Il muro contro muro sulla nomina del ministro dell’Economia ha dimostrato una volta per tutte a Lega e Cinquestelle che Sergio Mattarella non intende fare il fantasma del Quirinale. Una sorta di notaio chiamato a ratificare le decisioni di Salvini e Di Maio.
Come ha fatto sapere appena è scoppiato il caso Savona, il capo dello Stato «non accetta diktat». Le sue prerogative sono fissate dalla Costituzione. Come recita l’articolo 92 della Costituzione, è lui che «nomina il Presidente del Consiglio dei ministri e, su proposta di questo, i ministri». Punto.
Chi pensava che l’inquilino del Quirinale potesse accettare d’interpretare un ruolo puramente formale, è servito.
Come aveva scritto Sfogliaroma il 3 aprile scorso «Mattarella non è Cossiga e non rischia di trasformarsi in un ‘picconatore’». Ma come l’ex “sardomuto” viene dalla sinistra democristiana ed è un politico di vecchia scuola. Quindi, costretto a scendere in campo per dirigere la partita del governo, sarà arbitro assoluto. Infatti, prima del fischio d’inizio, in vista dell’avvio delle consultazioni, qualche quirinalista aveva anticipato sui giornali l’orientamento del presidente della Repubblica, che avrebbe chiesto al nuovo governo «di rispettare le compatibilità e gli impegni assunti dall’Italia in ambito europeo». E così è stato.
Dopo una “pausa di riflessione”, densa si suspense, Mattarella ha poi dato l’incarico al premier indicato da Lega e Cinquestelle, ma dopo un colloquio di due ore ha disegnato il perimetro del nuovo governo. Non è un caso se il professor Conte, nella sua prima dichiarazione ai giornalisti, ha dovuto esordire con quel «sono consapevole della necessità di confermare la collocazione europea e internazionale dell’Italia» che gli era stato scritto dal Quirinale. Il premier incaricato è entrato nello studio di Mattarella con un foglio, quello voluto da Cinquestelle in cui si autoproclamava «avvocato difensore del popolo italiano», ed è uscito con due fogli. Nel secondo, Mattarella gli imponeva la conferma della «collocazione europea» dell’Italia anche con un governo gialloverde.

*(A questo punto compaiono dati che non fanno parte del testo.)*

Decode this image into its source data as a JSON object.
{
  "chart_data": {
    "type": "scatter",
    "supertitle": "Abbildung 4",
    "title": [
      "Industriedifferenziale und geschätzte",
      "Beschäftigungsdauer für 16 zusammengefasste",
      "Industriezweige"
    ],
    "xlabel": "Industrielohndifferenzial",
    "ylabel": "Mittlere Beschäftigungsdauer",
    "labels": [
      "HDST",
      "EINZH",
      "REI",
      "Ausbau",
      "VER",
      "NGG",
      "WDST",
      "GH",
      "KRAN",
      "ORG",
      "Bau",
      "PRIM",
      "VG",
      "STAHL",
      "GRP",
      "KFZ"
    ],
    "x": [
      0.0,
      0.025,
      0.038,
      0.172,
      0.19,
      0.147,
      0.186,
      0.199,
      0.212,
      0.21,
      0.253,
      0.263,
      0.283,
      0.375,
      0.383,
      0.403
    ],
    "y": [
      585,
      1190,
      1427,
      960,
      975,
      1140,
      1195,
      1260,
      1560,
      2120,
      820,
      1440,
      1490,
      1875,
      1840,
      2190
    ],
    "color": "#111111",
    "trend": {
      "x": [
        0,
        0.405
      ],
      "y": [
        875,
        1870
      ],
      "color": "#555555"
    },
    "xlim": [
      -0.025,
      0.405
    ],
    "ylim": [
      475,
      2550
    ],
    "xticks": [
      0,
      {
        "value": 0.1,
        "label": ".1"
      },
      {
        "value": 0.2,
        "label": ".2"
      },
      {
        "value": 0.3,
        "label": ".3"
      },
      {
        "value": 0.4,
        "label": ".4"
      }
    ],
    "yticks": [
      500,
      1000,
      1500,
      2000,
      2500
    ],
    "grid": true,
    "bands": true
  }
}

Ma è evidente che la dichiarazione d’intenti di Conte non poteva bastare al Quirinale, visto che il nome fatto dalla Lega per il ministero dell’Economia era e restava quello di Paolo Savona, notoriamente euroscettico e anti-tedesco, quindi indigeribile, per la cancelliera Merkel, per i vertici europei e – non ultimo – per il numero uno della Bce Mario Draghi. Quindi è arrivato il veto su Savona.
Il problema è che il leader della Lega, dopo aver ingoiato il rospo del preambolo europeista imposto, ha deciso di andare allo scontro con il Quirinale proprio sul ministro dell’Economia. Al grido di «O Savona o morte», Salvini ha detto che avrebbe rifiutato qualsiasi trattativa su quel nome, e ha sparato una serie di dichiarazioni contro il Quirinale, la Germania e Bruxelles. A questo punto, era chiaro che stava accarezzando l’idea di far saltare il banco. D’altra parte, per come si erano messe le cose, sulla carta, era l’unico ad avere tutto da guadagnare da un voto anticipato.
Il ritorno alle urne gli avrebbe consentito di centrare in un sol colpo tre obiettivi: evitare d’imbarcarsi sul fragile vascello di un governo che sarebbe stato costretto a navigare tra mille scogli, liberarsi di un alleato come Di Maio e mandare in pensione Silvio Berlusconi facendo il pieno dei voti di centrodestra.